The same is true of the Marvel side of the superhero world. In a decidely random sampling of issues in the Marvel Universe, New York has been destroyed roughly 5 times in the span of a few comic book months. Thats right, in less than a comic book year Marvel Comic's version of New York City has been leveled by a weather-controlling Ultron Robot, a plague of Venom symbiotes infecting every citizen in Manhattan, an invasion by shape-changing aliens from outer space, a terrorist raid of the United Nations performed by a french acrobat, and a battle with a rogue Norse god. Each time, buildings have crumbled, streets have been cracked, and the carts of hot dog vendors have been thoroughly over-turned.

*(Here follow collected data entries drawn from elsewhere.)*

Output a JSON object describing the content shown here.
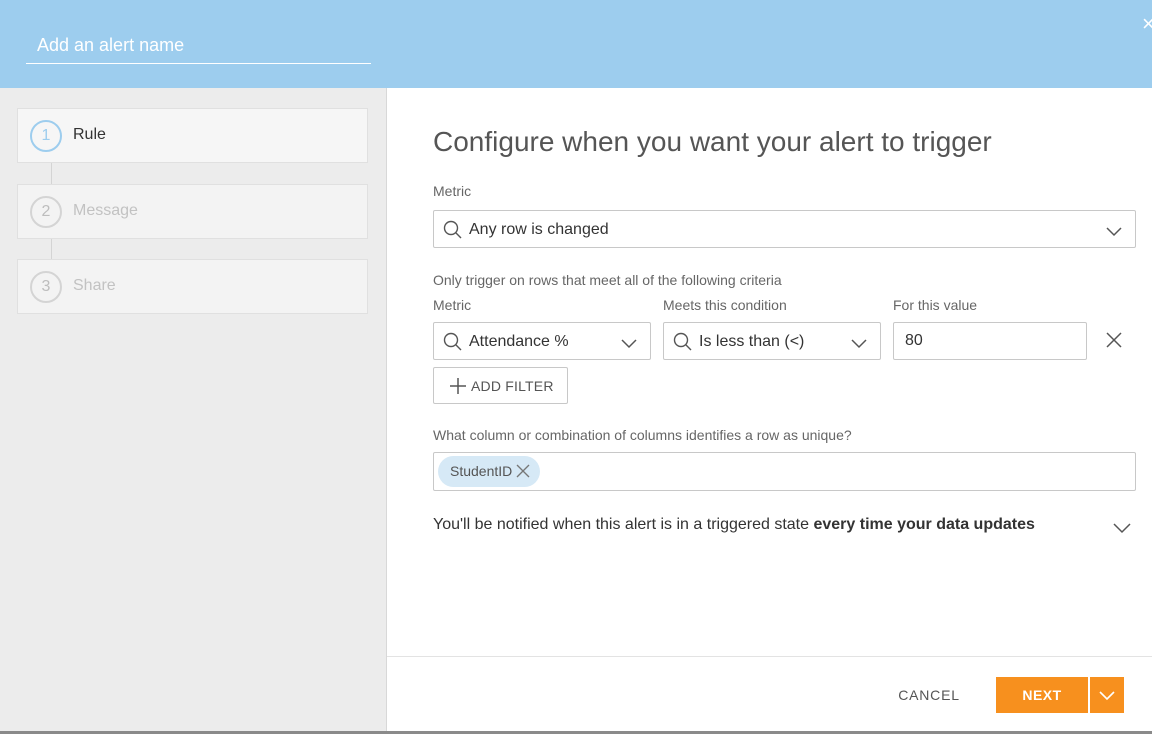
{
  "header": {
    "alert_name_placeholder": "Add an alert name",
    "close_icon": "close-icon"
  },
  "steps": [
    {
      "number": "1",
      "label": "Rule",
      "active": true
    },
    {
      "number": "2",
      "label": "Message",
      "active": false
    },
    {
      "number": "3",
      "label": "Share",
      "active": false
    }
  ],
  "main": {
    "title": "Configure when you want your alert to trigger",
    "metric_label": "Metric",
    "metric_value": "Any row is changed",
    "criteria_label": "Only trigger on rows that meet all of the following criteria",
    "filter": {
      "metric_label": "Metric",
      "metric_value": "Attendance %",
      "condition_label": "Meets this condition",
      "condition_value": "Is less than (<)",
      "value_label": "For this value",
      "value": "80"
    },
    "add_filter_label": "ADD FILTER",
    "unique_label": "What column or combination of columns identifies a row as unique?",
    "unique_chip": "StudentID",
    "notify_prefix": "You'll be notified when this alert is in a triggered state ",
    "notify_emphasis": "every time your data updates"
  },
  "footer": {
    "cancel_label": "CANCEL",
    "next_label": "NEXT"
  },
  "colors": {
    "header_bg": "#9dcdee",
    "accent_orange": "#f7901e",
    "chip_bg": "#d6e9f6",
    "sidebar_bg": "#ececec"
  }
}
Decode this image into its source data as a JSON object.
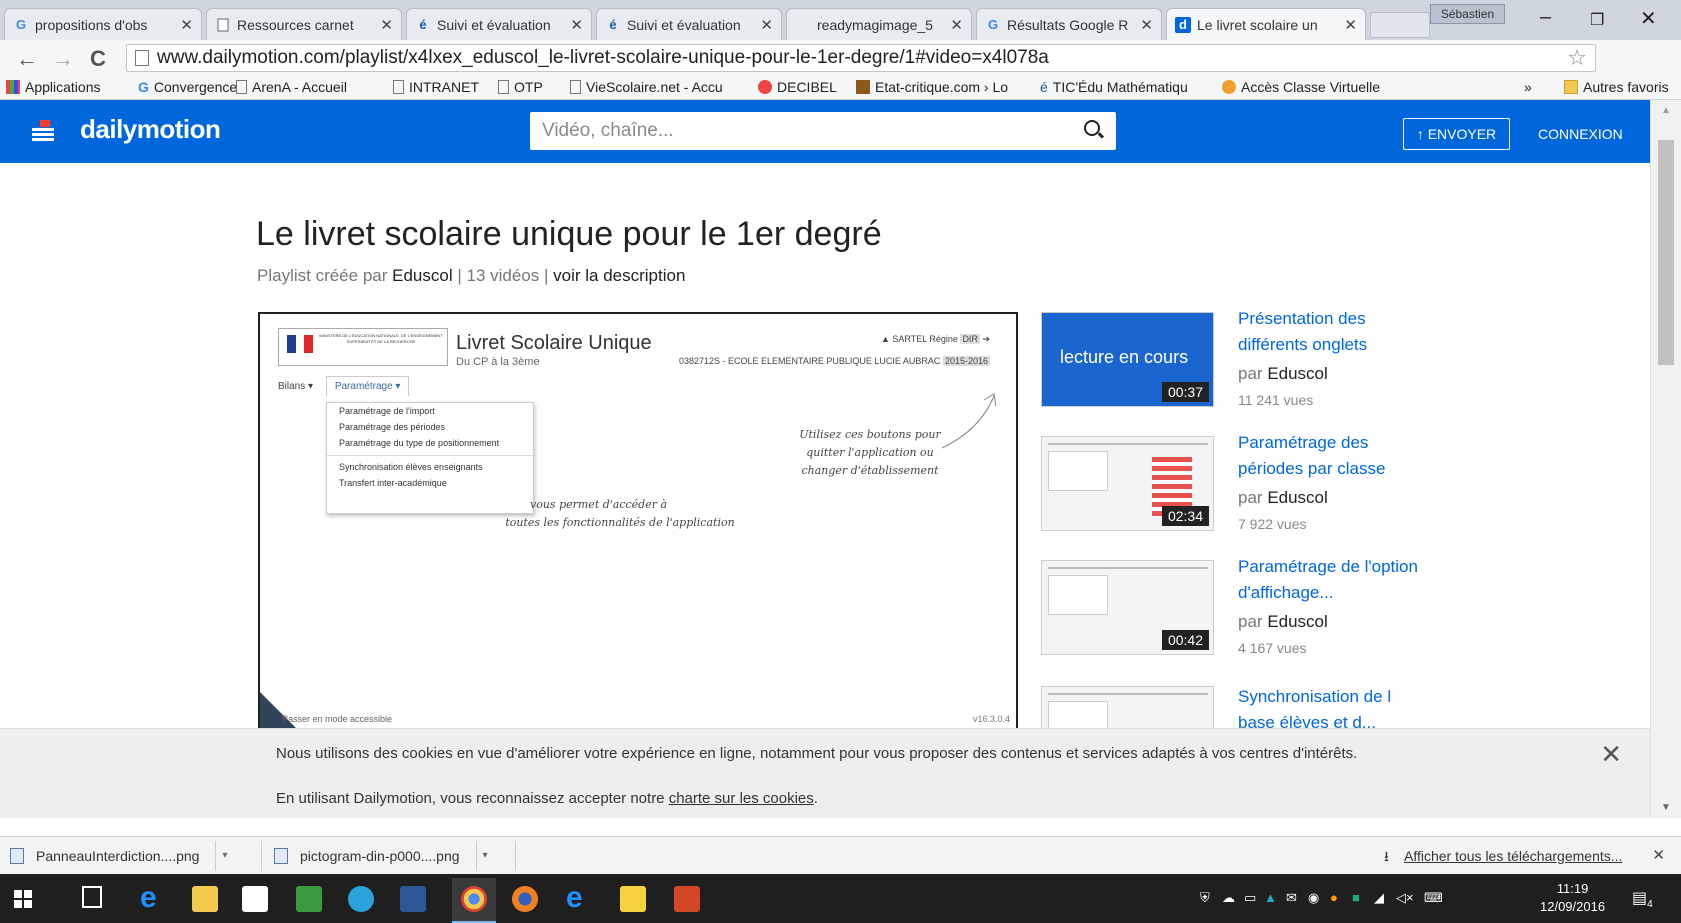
{
  "browser": {
    "tabs": [
      {
        "label": "propositions d'obs",
        "favicon": "G",
        "color": "#4285f4"
      },
      {
        "label": "Ressources carnet",
        "favicon": "page",
        "color": "#555"
      },
      {
        "label": "Suivi et évaluation",
        "favicon": "é",
        "color": "#1c5fa6"
      },
      {
        "label": "Suivi et évaluation",
        "favicon": "é",
        "color": "#1c5fa6"
      },
      {
        "label": "readymagimage_5",
        "favicon": "",
        "color": "#555"
      },
      {
        "label": "Résultats Google R",
        "favicon": "G",
        "color": "#4285f4"
      },
      {
        "label": "Le livret scolaire un",
        "favicon": "d",
        "color": "#0066dc"
      }
    ],
    "profile": "Sébastien",
    "url": "www.dailymotion.com/playlist/x4lxex_eduscol_le-livret-scolaire-unique-pour-le-1er-degre/1#video=x4l078a",
    "bookmarks": [
      {
        "label": "Applications",
        "icon": "apps-icon"
      },
      {
        "label": "Convergence",
        "icon": "google-icon"
      },
      {
        "label": "ArenA - Accueil",
        "icon": "page-icon"
      },
      {
        "label": "INTRANET",
        "icon": "page-icon"
      },
      {
        "label": "OTP",
        "icon": "page-icon"
      },
      {
        "label": "VieScolaire.net - Accu",
        "icon": "page-icon"
      },
      {
        "label": "DECIBEL",
        "icon": "decibel-icon"
      },
      {
        "label": "Etat-critique.com › Lo",
        "icon": "etat-icon"
      },
      {
        "label": "TIC'Édu Mathématiqu",
        "icon": "ticedu-icon"
      },
      {
        "label": "Accès Classe Virtuelle",
        "icon": "classe-icon"
      }
    ],
    "bookmarks_more": "»",
    "other_bookmarks": "Autres favoris"
  },
  "dm": {
    "logo": "dailymotion",
    "search_placeholder": "Vidéo, chaîne...",
    "upload_label": "↑ ENVOYER",
    "login_label": "CONNEXION"
  },
  "playlist": {
    "title": "Le livret scolaire unique pour le 1er degré",
    "created_by_prefix": "Playlist créée par",
    "owner": "Eduscol",
    "video_count": "13 vidéos",
    "description_link": "voir la description"
  },
  "player": {
    "app_title": "Livret Scolaire Unique",
    "app_sub": "Du CP à la 3ème",
    "ministry": "MINISTÈRE DE L'ÉDUCATION NATIONALE, DE L'ENSEIGNEMENT SUPÉRIEUR ET DE LA RECHERCHE",
    "user": "SARTEL Régine",
    "role": "DIR",
    "school": "0382712S - ECOLE ELEMENTAIRE PUBLIQUE LUCIE AUBRAC",
    "year": "2015-2016",
    "nav_bilans": "Bilans ▾",
    "nav_param": "Paramétrage ▾",
    "menu": [
      "Paramétrage de l'import",
      "Paramétrage des périodes",
      "Paramétrage du type de positionnement",
      "Synchronisation élèves enseignants",
      "Transfert inter-académique"
    ],
    "note_right_1": "Utilisez ces boutons pour",
    "note_right_2": "quitter l'application ou",
    "note_right_3": "changer d'établissement",
    "note_left_1": "vous permet d'accéder à",
    "note_left_2": "toutes les fonctionnalités de l'application",
    "accessible": "Passer en mode accessible",
    "version": "v16.3.0.4"
  },
  "videos": [
    {
      "title": "Présentation des différents onglets",
      "by": "par",
      "owner": "Eduscol",
      "views": "11 241 vues",
      "duration": "00:37",
      "playing": "lecture en cours"
    },
    {
      "title": "Paramétrage des périodes par classe",
      "by": "par",
      "owner": "Eduscol",
      "views": "7 922 vues",
      "duration": "02:34"
    },
    {
      "title": "Paramétrage de l'option d'affichage...",
      "by": "par",
      "owner": "Eduscol",
      "views": "4 167 vues",
      "duration": "00:42"
    },
    {
      "title": "Synchronisation de la base élèves et d...",
      "by": "",
      "owner": "",
      "views": "",
      "duration": ""
    }
  ],
  "cookie": {
    "line1": "Nous utilisons des cookies en vue d'améliorer votre expérience en ligne, notamment pour vous proposer des contenus et services adaptés à vos centres d'intérêts.",
    "line2_prefix": "En utilisant Dailymotion, vous reconnaissez accepter notre",
    "line2_link": "charte sur les cookies",
    "line2_suffix": "."
  },
  "downloads": {
    "items": [
      "PanneauInterdiction....png",
      "pictogram-din-p000....png"
    ],
    "show_all": "Afficher tous les téléchargements..."
  },
  "taskbar": {
    "time": "11:19",
    "date": "12/09/2016",
    "notifications": "4"
  }
}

In order to recover from such devastating blows, the comic book world must have an array of daring contractors and craftsman, willing to jump into the fray at a moment's notice. They are the truly amazing people in the comics universe. Somehow they are capable of repairing the Chrysler building overnight after Thor has been punched through it, only for the Green Goblin to the blow the top off of it the next day. And they do this consistently. For this to work, the public works department of Marvel's New York must be 1 billion workers strong. But still, with the amount of damage caused to the comic book world, the construction and repair can never stop.
The work of the comic-book contractor truly is a never-ending battle. These intrepid contractors were given powers. The power of wood-working. The power of welding. The godlike ability to drive rivets into steel with unerring accuracy. And with this great power comes great responsibility. Only the comic-book contractor can use their triple barrelled caulk gun to repair the damage Wolverine causes to a truck-stop bathroom. Only the comic-book craftsman can repair Lexcorp tower every five seconds while watching tensely for a flash of blue and red or a giant purple and green battlesuit.
Of course this begs the question of what taxes are like in the Marvel and DC universe. In order to pay for Superhero damage, it must be 18 billion dollars per person per year.